The
US now has the ability to fly 70-ton battle tanks over huge distances.
This means that America is less reliant on bases in the region to
support an invasion of Iraq. It is a key transformation that is as much
of a breakthrough today as the technique of dropping parachute troops
far behind enemy lines was in the Second World War.
Then
paratroopers had to wait for their tanks to catch up overland. Today's
US Air Force can fly in the tanks too, radically changing the strategic
realities of land and air war. The key piece of equipment is the Boeing
C-17 Globemaster transport plane. First introduced in 1993, the C-17
can carry the 70-ton M1 Abrams main battle tank, smaller M2 Bradley
tanks and even helicopters. Most importantly the C-17 can land on dirt
airstrips and on short runways of 3,000 feet. Traditional transporters
can do neither.
Put
the C17's capabilities together and it means that the Pentagon can fly
tanks into short dirt airstrips in the middle of nowhere. This means
that airstrips in northern Iraq can be used, if time allows, to launch
armoured attacks.
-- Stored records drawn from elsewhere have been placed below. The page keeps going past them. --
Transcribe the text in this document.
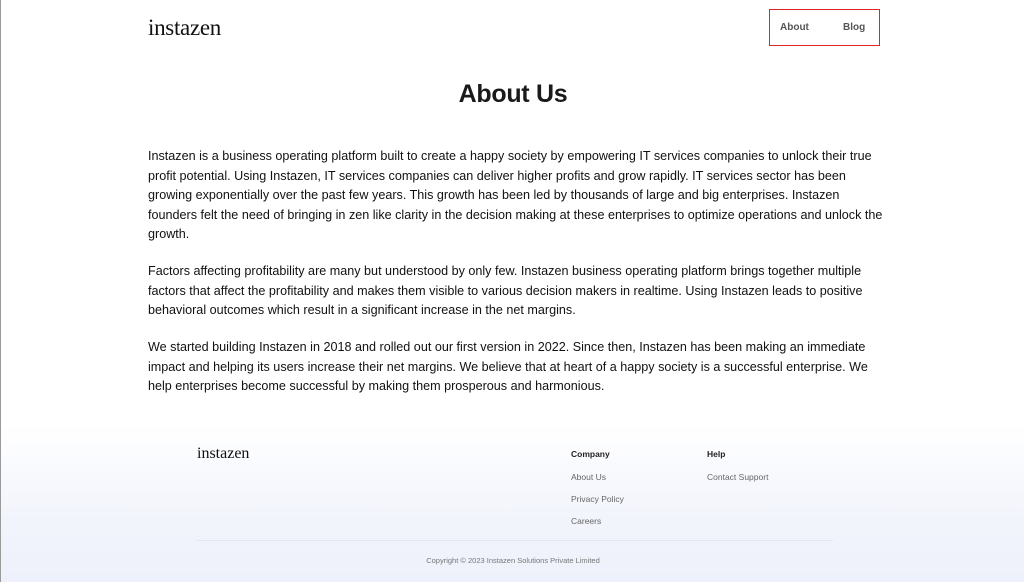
instazen	About	Blog
About Us

Instazen is a business operating platform built to create a happy society by empowering IT services companies to unlock their true profit potential. Using Instazen, IT services companies can deliver higher profits and grow rapidly. IT services sector has been growing exponentially over the past few years. This growth has been led by thousands of large and big enterprises. Instazen founders felt the need of bringing in zen like clarity in the decision making at these enterprises to optimize operations and unlock the growth.

Factors affecting profitability are many but understood by only few. Instazen business operating platform brings together multiple factors that affect the profitability and makes them visible to various decision makers in realtime. Using Instazen leads to positive behavioral outcomes which result in a significant increase in the net margins.

We started building Instazen in 2018 and rolled out our first version in 2022. Since then, Instazen has been making an immediate impact and helping its users increase their net margins. We believe that at heart of a happy society is a successful enterprise. We help enterprises become successful by making them prosperous and harmonious.

instazen	Company
About Us
Privacy Policy
Careers
Help
Contact Support
Copyright © 2023 Instazen Solutions Private Limited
The US Air Force has specialist Red Horse teams whose
job is to clear and repair an airstrip rapidly, or when necessary make
one from scratch. Helicopter-borne troops can seize an airfield and
then, as they expand around the base, transport aircraft begin to
arrive.
The
C-17s can come in one after the other, like passenger planes dropping
down to Heathrow. The armour they disgorge will give a hardened spine
of reassurance to otherwise lightly armed parachute troops. But though
transporting large numbers of tanks in this way would put too much
strain even on US resources, the M1 Abrams is the undoubted king of the
battlefield and only a few would give massive support to the rest of
any invasion force. In 1991 the most dramatic US operation was a drive
of 100 miles by Airborne forces north from Kuwait.